Ewing Collection on show at the Potter

The collection comprises 56 paintings, prints and drawings by major nineteenth and early twentieth-century artists.
It includes work by Arthur Streeton, Max Meldrum, Nicholas Chevalier, Rupert Bunny, Hans Heyson, JJ Hilder and Harold Herbert.
Director of the Ian Potter Museum Chris McAuliffe explained Dr Ewing favoured art which reflected a colonist’s aspirations towards prosperity, security and self-improvement.
"When he began collecting art in 1908, the painting, poetry and literature of a new nation sought to establish a distinctive identity and secure future," he said.
"The Ewing Collection is more than a fine collection of pictures, or a fine act of philanthropy; it is a living register of the civic and national ideals of Edwardian Melbourne."
Dr McAuliffe said the themes of nationhood and identity remained central to Australian visual culture today, and this exhibition provided an opportunity to consider the changing values in the interpretation of Australian art.

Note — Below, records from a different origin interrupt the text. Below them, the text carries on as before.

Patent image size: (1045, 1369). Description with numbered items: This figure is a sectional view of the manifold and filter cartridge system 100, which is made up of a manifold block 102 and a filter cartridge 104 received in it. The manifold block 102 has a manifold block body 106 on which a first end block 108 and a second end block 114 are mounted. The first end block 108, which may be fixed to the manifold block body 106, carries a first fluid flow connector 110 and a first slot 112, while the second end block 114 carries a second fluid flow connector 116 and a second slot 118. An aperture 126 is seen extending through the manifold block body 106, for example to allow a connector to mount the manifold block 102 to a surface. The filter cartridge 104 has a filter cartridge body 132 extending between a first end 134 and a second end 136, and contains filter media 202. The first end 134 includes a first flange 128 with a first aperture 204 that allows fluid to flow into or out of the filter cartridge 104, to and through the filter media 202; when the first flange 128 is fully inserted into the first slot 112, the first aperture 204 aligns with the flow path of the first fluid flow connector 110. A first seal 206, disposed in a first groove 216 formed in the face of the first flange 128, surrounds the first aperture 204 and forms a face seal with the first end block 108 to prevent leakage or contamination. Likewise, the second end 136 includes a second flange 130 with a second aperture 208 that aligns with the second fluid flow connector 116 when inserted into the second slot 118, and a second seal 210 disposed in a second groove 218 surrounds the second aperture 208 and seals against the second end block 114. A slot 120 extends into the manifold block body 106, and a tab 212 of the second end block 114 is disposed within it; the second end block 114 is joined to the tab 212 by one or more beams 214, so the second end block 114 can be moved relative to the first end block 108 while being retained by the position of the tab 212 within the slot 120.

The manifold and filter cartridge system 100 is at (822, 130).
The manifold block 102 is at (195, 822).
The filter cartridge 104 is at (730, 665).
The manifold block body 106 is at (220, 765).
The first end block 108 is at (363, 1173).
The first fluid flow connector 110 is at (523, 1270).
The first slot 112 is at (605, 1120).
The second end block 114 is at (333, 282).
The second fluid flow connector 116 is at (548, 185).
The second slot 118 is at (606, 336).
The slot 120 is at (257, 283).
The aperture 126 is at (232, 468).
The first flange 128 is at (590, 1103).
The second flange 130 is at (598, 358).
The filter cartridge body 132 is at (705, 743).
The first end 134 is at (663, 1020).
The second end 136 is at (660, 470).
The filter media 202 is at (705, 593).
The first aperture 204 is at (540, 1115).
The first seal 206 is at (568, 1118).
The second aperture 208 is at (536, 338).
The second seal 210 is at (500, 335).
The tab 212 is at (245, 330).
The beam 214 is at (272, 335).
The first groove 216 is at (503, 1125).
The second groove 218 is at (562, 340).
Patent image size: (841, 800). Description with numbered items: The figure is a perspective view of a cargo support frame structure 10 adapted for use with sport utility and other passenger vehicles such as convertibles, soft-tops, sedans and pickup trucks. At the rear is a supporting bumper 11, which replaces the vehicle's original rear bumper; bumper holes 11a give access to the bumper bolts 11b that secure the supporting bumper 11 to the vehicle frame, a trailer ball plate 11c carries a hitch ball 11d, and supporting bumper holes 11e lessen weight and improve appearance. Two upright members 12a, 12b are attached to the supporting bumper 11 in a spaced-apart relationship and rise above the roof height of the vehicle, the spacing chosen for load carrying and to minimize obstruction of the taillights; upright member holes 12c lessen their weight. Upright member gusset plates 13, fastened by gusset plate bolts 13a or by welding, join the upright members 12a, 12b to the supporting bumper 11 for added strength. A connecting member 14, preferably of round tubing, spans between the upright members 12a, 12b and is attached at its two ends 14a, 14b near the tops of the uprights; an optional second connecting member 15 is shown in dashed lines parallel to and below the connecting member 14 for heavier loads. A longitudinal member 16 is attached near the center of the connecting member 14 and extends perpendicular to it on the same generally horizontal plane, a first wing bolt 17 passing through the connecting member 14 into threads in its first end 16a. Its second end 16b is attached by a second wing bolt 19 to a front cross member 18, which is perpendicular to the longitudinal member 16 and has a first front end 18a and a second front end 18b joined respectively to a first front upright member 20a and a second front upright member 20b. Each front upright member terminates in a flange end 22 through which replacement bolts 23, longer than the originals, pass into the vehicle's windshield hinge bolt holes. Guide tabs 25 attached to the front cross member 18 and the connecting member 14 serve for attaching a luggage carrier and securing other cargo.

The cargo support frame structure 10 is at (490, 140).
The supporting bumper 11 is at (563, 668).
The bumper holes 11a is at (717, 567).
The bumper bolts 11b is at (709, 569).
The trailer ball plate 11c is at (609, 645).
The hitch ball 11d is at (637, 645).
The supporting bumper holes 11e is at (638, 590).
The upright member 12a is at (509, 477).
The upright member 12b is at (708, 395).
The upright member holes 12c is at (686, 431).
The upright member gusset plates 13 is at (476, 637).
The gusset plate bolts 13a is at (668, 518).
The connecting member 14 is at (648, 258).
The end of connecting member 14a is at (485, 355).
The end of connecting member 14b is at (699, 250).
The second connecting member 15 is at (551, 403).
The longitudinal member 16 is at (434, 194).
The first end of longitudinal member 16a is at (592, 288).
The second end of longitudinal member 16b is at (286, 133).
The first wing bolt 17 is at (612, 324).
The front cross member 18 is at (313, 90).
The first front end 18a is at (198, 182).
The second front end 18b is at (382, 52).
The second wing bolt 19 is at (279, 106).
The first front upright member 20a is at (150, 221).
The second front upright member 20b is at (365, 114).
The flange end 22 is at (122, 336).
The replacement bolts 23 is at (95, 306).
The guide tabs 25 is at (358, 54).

"Beauty, nationalism and pedagogy were combined in Dr Ewing’s words on the plaque which accompanied the original display of the collection at the Melbourne University Union Gallery in 1938," he explained.
"It said he chose to donate his collection to the University 'that our youth may be inspired with the beauty as well as a deeper love of their country by the works of our artists'."